同じ医療機関であっても、病院とクリニックには違いがあります。今回は経営者さま向けに、病院とクリニックの具体的な違いをご紹介します。施設面や機能面、看護師や医療事務といった職員の違い、診療報酬の違いなどさまざまな面からご紹介しますので、これからクリニックの開業をお考えの方はご一読ください。
病院とクリニックの主な違い6つ
項目 | 病院 | クリニック |
---|---|---|
病床数 | 20床以上 | 無床もしくは19床以下 |
役割 | 専門診療や入院医療が中心 | 一般的な外来診療が中心 |
構造設備 | 病室や階段など構造設備の定めあり | 病室や階段など構造設備の定めあり |
人員配置 | 病室や階段など構造設備の定めあり | 医師が1人いれば開業可能 |
診療報酬 | 病院・クリニックともに同じ | 病院・クリニックともに同じ |
選定療養費 | 選定療養費が加算される場合がある | 選定療養費の加算はない |
病院とクリニックの主な違いを上記の表にまとめました。以下で詳しく解説するので、みていきましょう。
病床数の違い
病院 | クリニック |
---|---|
20床以上 | 無床もしくは19床以下 |
まず、病院とクリニックの大きな違いのひとつは、病床数にあります。病院は20床以上の病床を持ち、入院設備が充実していることが特徴です。

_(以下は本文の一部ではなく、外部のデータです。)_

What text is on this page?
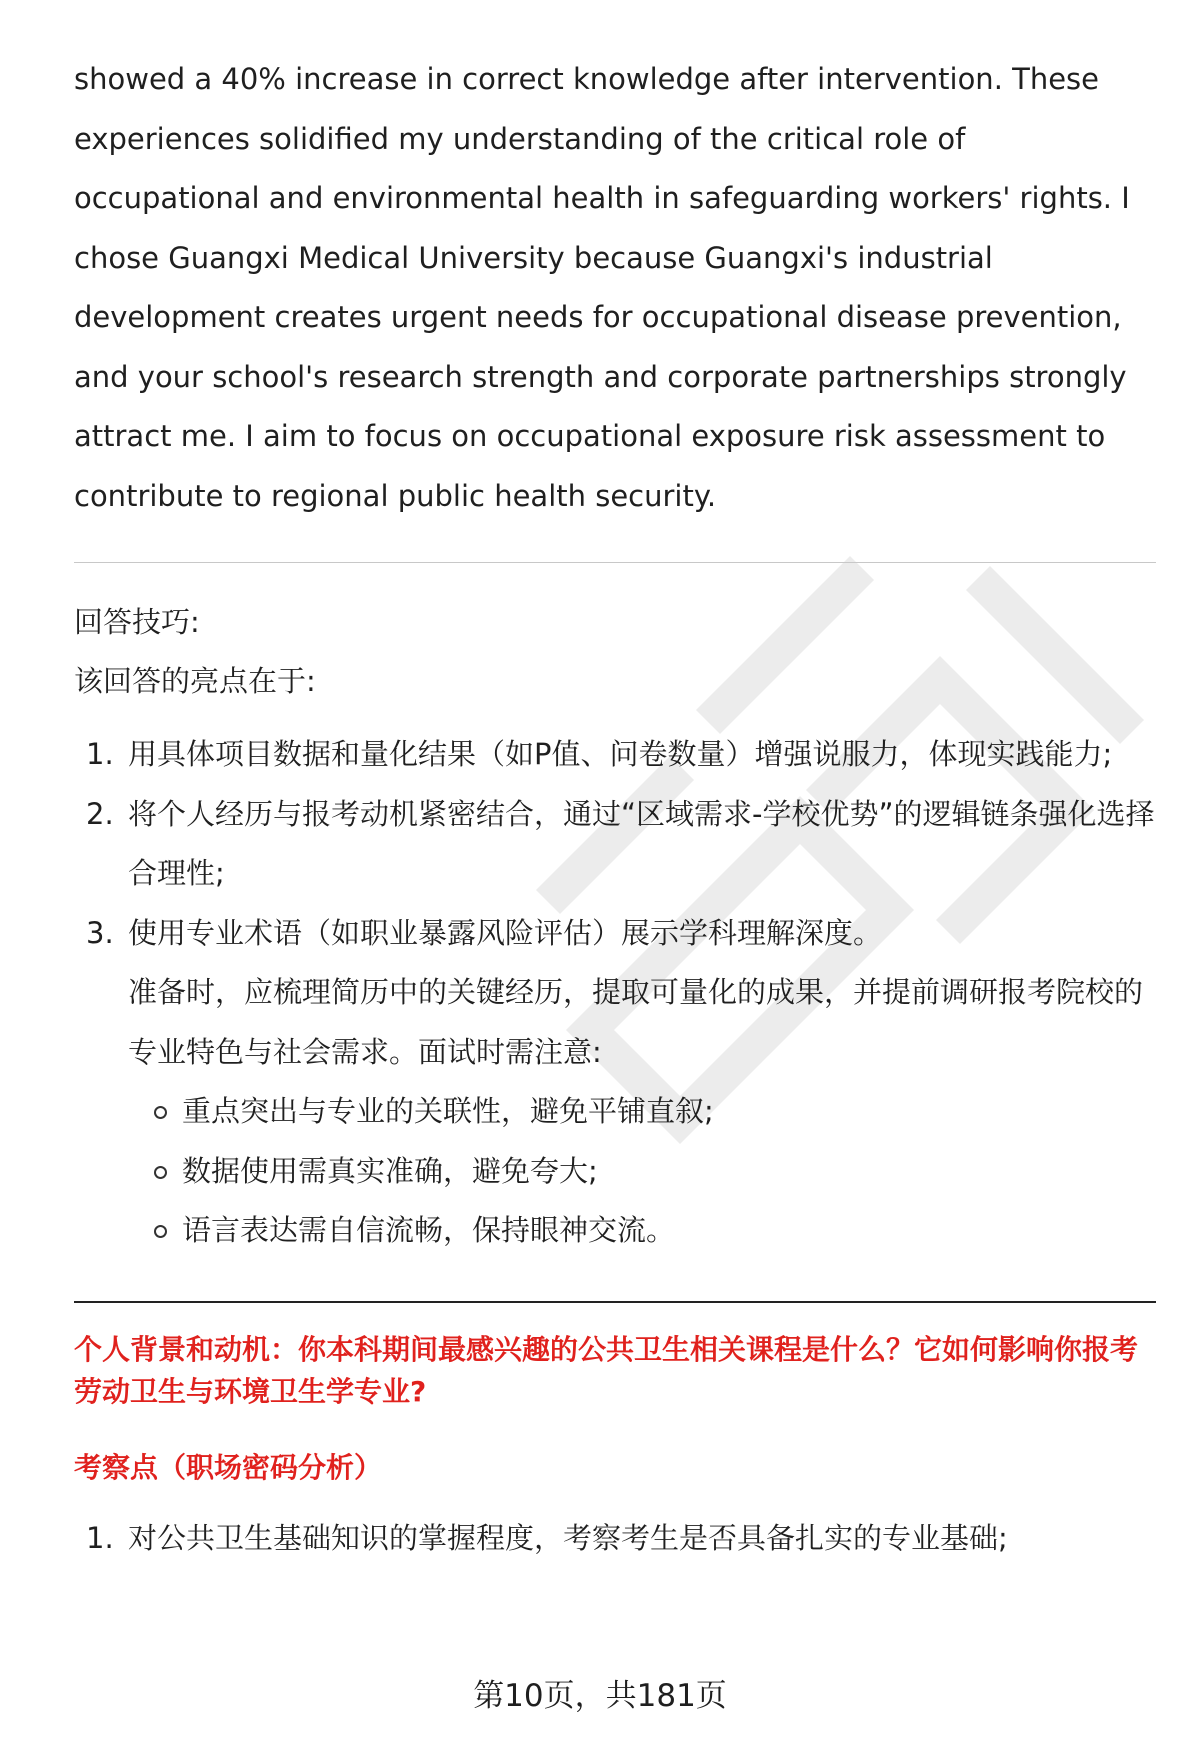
showed a 40% increase in correct knowledge after intervention. These experiences solidified my understanding of the critical role of occupational and environmental health in safeguarding workers' rights. I chose Guangxi Medical University because Guangxi's industrial development creates urgent needs for occupational disease prevention, and your school's research strength and corporate partnerships strongly attract me. I aim to focus on occupational exposure risk assessment to contribute to regional public health security.

回答技巧:

该回答的亮点在于:

1. 用具体项目数据和量化结果（如P值、问卷数量）增强说服力，体现实践能力;
2. 将个人经历与报考动机紧密结合，通过“区域需求-学校优势”的逻辑链条强化选择合理性;
3. 使用专业术语（如职业暴露风险评估）展示学科理解深度。

准备时，应梳理简历中的关键经历，提取可量化的成果，并提前调研报考院校的专业特色与社会需求。面试时需注意:

重点突出与专业的关联性，避免平铺直叙;
数据使用需真实准确，避免夸大;
语言表达需自信流畅，保持眼神交流。

个人背景和动机：你本科期间最感兴趣的公共卫生相关课程是什么？它如何影响你报考劳动卫生与环境卫生学专业?

考察点（职场密码分析）

1. 对公共卫生基础知识的掌握程度，考察考生是否具备扎实的专业基础;
第10页，共181页
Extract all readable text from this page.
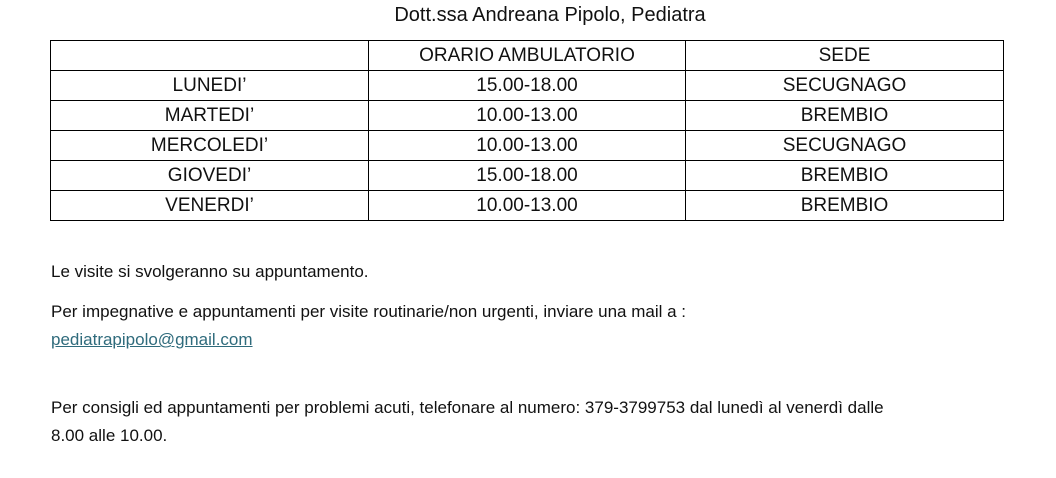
Dott.ssa Andreana Pipolo, Pediatra
	ORARIO AMBULATORIO	SEDE
LUNEDI’	15.00-18.00	SECUGNAGO
MARTEDI’	10.00-13.00	BREMBIO
MERCOLEDI’	10.00-13.00	SECUGNAGO
GIOVEDI’	15.00-18.00	BREMBIO
VENERDI’	10.00-13.00	BREMBIO
Le visite si svolgeranno su appuntamento.
Per impegnative e appuntamenti per visite routinarie/non urgenti, inviare una mail a :
pediatrapipolo@gmail.com
Per consigli ed appuntamenti per problemi acuti, telefonare al numero: 379-3799753 dal lunedì al venerdì dalle
8.00 alle 10.00.
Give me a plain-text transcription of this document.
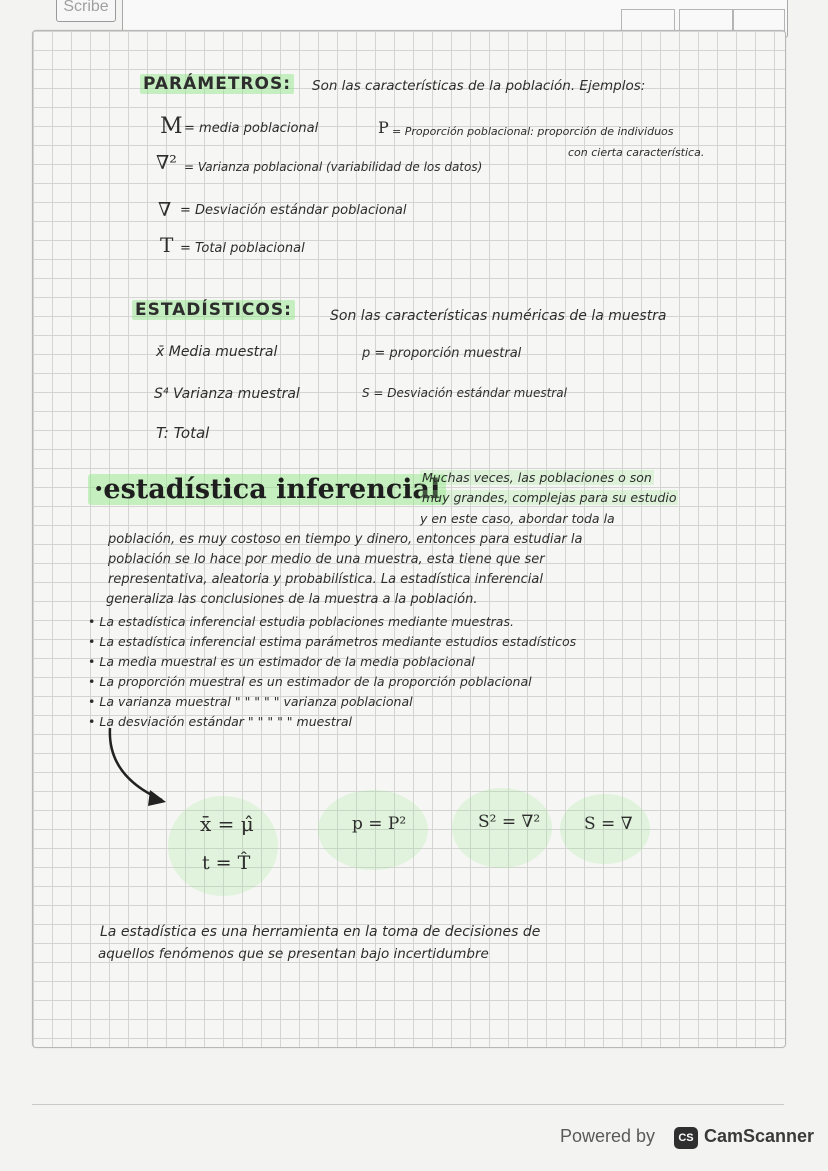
Scribe
PARÁMETROS: Son las características de la población. Ejemplos:
M = media poblacional	P = Proporción poblacional: proporción de individuos
con cierta característica.
∇² = Varianza poblacional (variabilidad de los datos)
∇ = Desviación estándar poblacional
T = Total poblacional
ESTADÍSTICOS:	Son las características numéricas de la muestra
x̄ Media muestral	p = proporción muestral
S⁴ Varianza muestral	S = Desviación estándar muestral
T: Total
·estadística inferencial
Muchas veces, las poblaciones o son
muy grandes, complejas para su estudio
y en este caso, abordar toda la
población, es muy costoso en tiempo y dinero, entonces para estudiar la
población se lo hace por medio de una muestra, esta tiene que ser
representativa, aleatoria y probabilística. La estadística inferencial
generaliza las conclusiones de la muestra a la población.
• La estadística inferencial estudia poblaciones mediante muestras.
• La estadística inferencial estima parámetros mediante estudios estadísticos
• La media muestral es un estimador de la media poblacional
• La proporción muestral es un estimador de la proporción poblacional
• La varianza muestral " " " " " varianza poblacional
• La desviación estándar " " " " " muestral
x̄ = μ̂	p = P²	S² = ∇²	S = ∇
t = T̂
La estadística es una herramienta en la toma de decisiones de
aquellos fenómenos que se presentan bajo incertidumbre
Powered by	CS CamScanner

一方で、クリニックは病床を持たないか、持っていても19床以下と定められています。また、病床の種類は、一般病床、療養病床、精神病床、感染症病床、結核病床の5種類がありますが、クリニックで設置できるのは「一般病床」と「療養病床」のみです。
役割の違い
病院 | クリニック |
---|---|
専門診療や入院医療が中心 | 一般的な外来診療が中心 |
病院とクリニックには、明確な役割の違いがあります。
病院はクリニックに比べて高度な医療を提供し、専門的な診断や治療、入院医療などを担っています。他にも、急性期医療や慢性期医療、回復期リハビリテーションなどを担い、緊急時の救急医療や専門科の連携が求められるケースにも対応します。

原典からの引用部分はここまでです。